In a harvest that lasted 72 days from start to finish, only 29 had no rainfall. However, we did cut on 40 days during that time.
On reflection, the catchy weather in August turned out to be a dream compared with September – a miserable month with constant rain, lack of sun and low temperatures. Fortunately October brought the best week of harvest, allowing us to cut wheat below 20% moisture, when a week earlier we had been cutting at 30%.
The weather certainly controls our lives and my daughter knows well that the answer to any question during harvest is: “It depends on the weather”. This will be the same for farming families throughout the country.
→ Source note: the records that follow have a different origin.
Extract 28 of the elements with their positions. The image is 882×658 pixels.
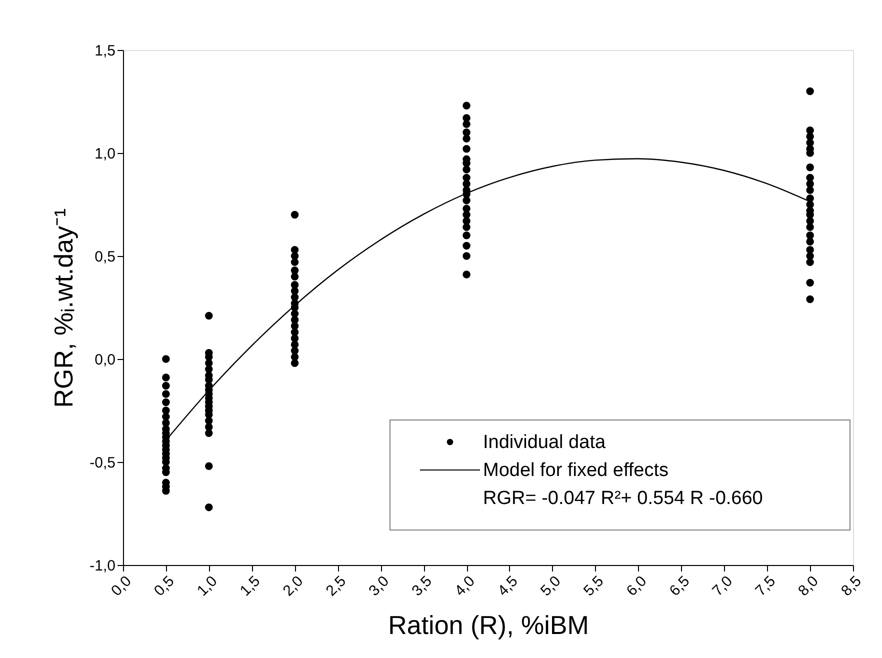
x-tick-label: 6,0 — [623, 572, 650, 600]
y-tick-label: 0,0 — [94, 352, 116, 368]
x-tick-label: 8,5 — [838, 572, 865, 600]
x-tick-label: 3,0 — [366, 572, 392, 600]
x-tick-label: 3,5 — [408, 572, 436, 600]
x-tick-label: 2,5 — [322, 572, 350, 600]
y-tick-label: 0,5 — [94, 248, 116, 266]
x-tick-label: 2,0 — [280, 572, 307, 600]
x-tick-label: 7,5 — [752, 572, 779, 600]
x-tick-label: 1,0 — [194, 572, 221, 600]
x-tick-label: 4,0 — [452, 572, 478, 600]
x-tick-label: 4,5 — [494, 572, 522, 600]
y-tick-label: 1,5 — [94, 42, 116, 60]
y-tick-label: -0,5 — [90, 454, 116, 472]
y-axis-title: RGR, %ᵢ.wt.day⁻¹ — [48, 208, 79, 408]
x-tick-label: 8,0 — [795, 572, 822, 600]
legend-label: Model for fixed effects — [483, 460, 669, 481]
x-tick-label: 1,5 — [236, 572, 264, 600]
annotation: RGR= -0.047 R²+ 0.554 R -0.660 — [483, 488, 763, 509]
x-tick-label: 6,5 — [666, 572, 694, 600]
y-tick-label: -1,0 — [90, 558, 116, 574]
x-tick-label: 0,5 — [150, 572, 178, 600]
x-tick-label: 5,5 — [580, 572, 608, 600]
legend-label: Individual data — [483, 432, 606, 453]
y-tick-label: 1,0 — [94, 146, 116, 162]
x-tick-label: 5,0 — [537, 572, 564, 600]
x-tick-label: 7,0 — [709, 572, 736, 600]
x-axis-title: Ration (R), %iBM — [388, 610, 589, 640]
It is testament to the hard work and dedication of our staff that we have the crops harvested and next year’s crops established in such trying conditions.
It is amazing how modern equipment has helped, with developments such as combines with tracks and rotary separation and better trailer tyres all meaning that when the weather allows, huge progress can be made.
With the crop now safely in store, the poor weather will not have had too major an effect on the 2017 result.
The bigger effect will be felt in the coming year, with crops established later than we would have liked and into conditions where in a normal year we might have waited a day or two longer.
I had to draw a line for barley drilling as we got into October, which resulted in one block being drilled as wheat following spring barley.
I will also have to revisit cropping plans for the ecological focus area fallow and early spring barley varieties to ensure we have an entry for oilseed rape next year.
We have now started to wean and house our calves, which have grown well over the summer on the back of good grass growth. With cattle sheds filling up and shorter days, it is certainly starting to feel like winter is around the corner.
Robert Drysdale is farm manager at Farmcare’s 1,610ha business in Aberdeenshire, growing winter and spring barley, wheat and oilseed rape across four contract farming agreements to the south of Inverurie. The farm has 130 beef cows on land less suitable for crop production.